A fascinating exhibit features examples of how certain animals, including octopuses, squids and other cephalopods, can change color and shape as a survival technique. Additionally, guests will see the difference in size of a porcupine when its quills are up, as well as the size of a puffer fish when it inhales a large amount of water and its tips are erect.

“This phenomenon of birds and mammals erecting their feathers or fur is intended to help them stay warm and make them appear larger to predators,” Purdum said. “A lot of times when you see your cat or dog puffing up, it’s because they’re trying to look bigger!”

The exhibit delves into the color changes that different creatures can initiate. When guests pass a sign with an image of an animal in one direction, it is recognizable, but when they turn to pass in the opposite direction, it seems to disappear. Another display shows that color can be used to deter potential predators.

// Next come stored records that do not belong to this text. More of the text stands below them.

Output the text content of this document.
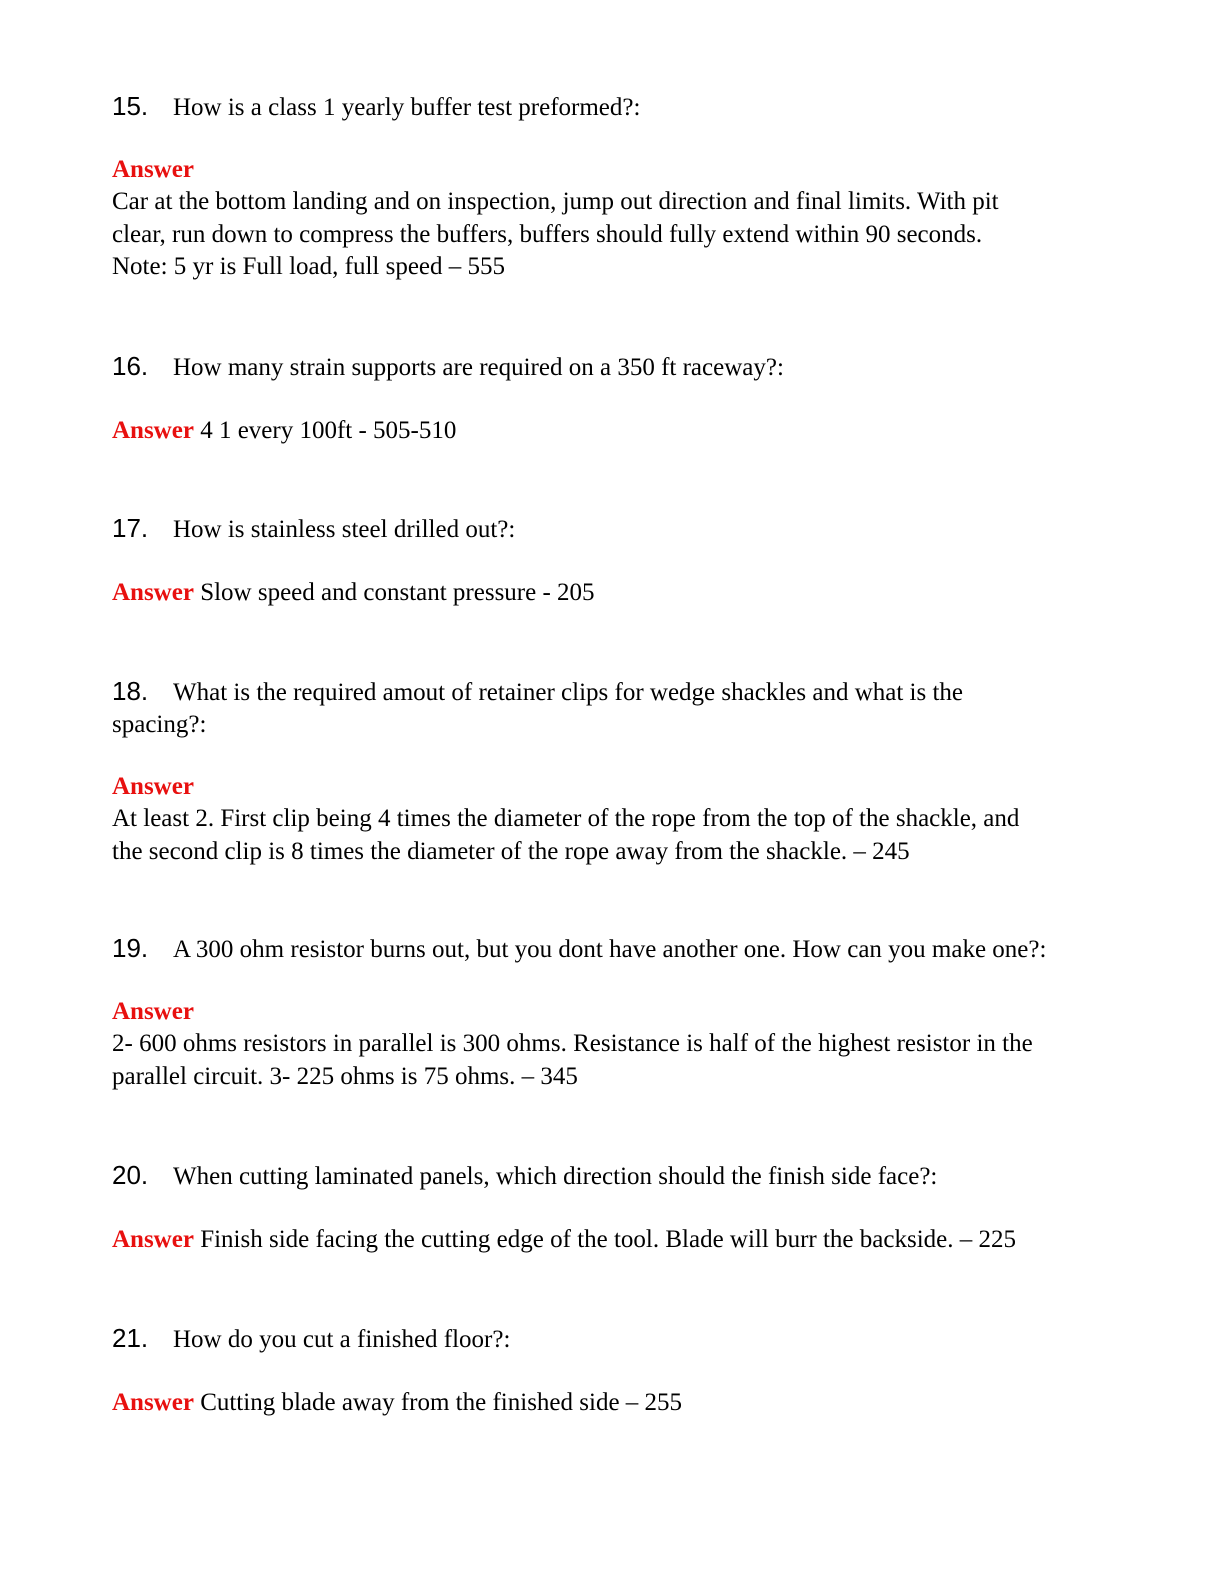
15. How is a class 1 yearly buffer test preformed?:

Answer

Car at the bottom landing and on inspection, jump out direction and final limits. With pit

clear, run down to compress the buffers, buffers should fully extend within 90 seconds.

Note: 5 yr is Full load, full speed – 555

16. How many strain supports are required on a 350 ft raceway?:

Answer 4 1 every 100ft - 505-510

17. How is stainless steel drilled out?:

Answer Slow speed and constant pressure - 205

18. What is the required amout of retainer clips for wedge shackles and what is the

spacing?:

Answer

At least 2. First clip being 4 times the diameter of the rope from the top of the shackle, and

the second clip is 8 times the diameter of the rope away from the shackle. – 245

19. A 300 ohm resistor burns out, but you dont have another one. How can you make one?:

Answer

2- 600 ohms resistors in parallel is 300 ohms. Resistance is half of the highest resistor in the

parallel circuit. 3- 225 ohms is 75 ohms. – 345

20. When cutting laminated panels, which direction should the finish side face?:

Answer Finish side facing the cutting edge of the tool. Blade will burr the backside. – 225

21. How do you cut a finished floor?:

Answer Cutting blade away from the finished side – 255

“In an exhibit called Sepia Rainbow, the exhibit does a wonderful job of exploring why there is such a spectrum of skin color in humans,” Purdum said. “Panels and an interactive infographic feature a map of the world showing the regions where the sun’s ultraviolet rays are strongest. In these regions, our early ancestors would have more melanin for protection. As our ancestors moved around the world, populations that moved to areas with weaker UV rays would have adapted to have less melanin, allowing people to make more vitamin D.

Additionally, a section talks about how differences in color and race have been viewed culturally and historically. The exhibition culminates with a wall of faces of different hues and shades that continually transform. A bench in front of this exhibit invites guests to sit down for a moment and reflect on the impact of this exhibit on the spectrum of members of our human family.

“Our goal is to ensure that the conversations that take place at the Science Museum continue when families return home,” said Jennifer Guild, Communications and Curiosity Manager. “In everything we do, we hope to spark curiosity and continued exploration of the world around us.”

Throughout the exhibit’s run at the Science Museum of Virginia, a variety of programs and activities will complement its exploration of its subject matter. The upcoming “Planet Shark: Predator or Prey” will include exhibits of their fascinating skin, and The Dome Theater’s film on spirit bears provides insight into rare black bears that are, in fact, white and inhabit a specific region of Canada. .Additionally, a drop-in challenge in the Science Museum‘s crafting space, “The Forge,” offers guests the chance to use cardboard and their design skills to create an ‘armor’ inspired by the amazing range of animal armor, from armadillos to porcupines. “We hope families will take the opportunity to experience this exhibit and get a sample of the amazing things about the creatures that inhabit our world, which they can continue to explore at their own pace.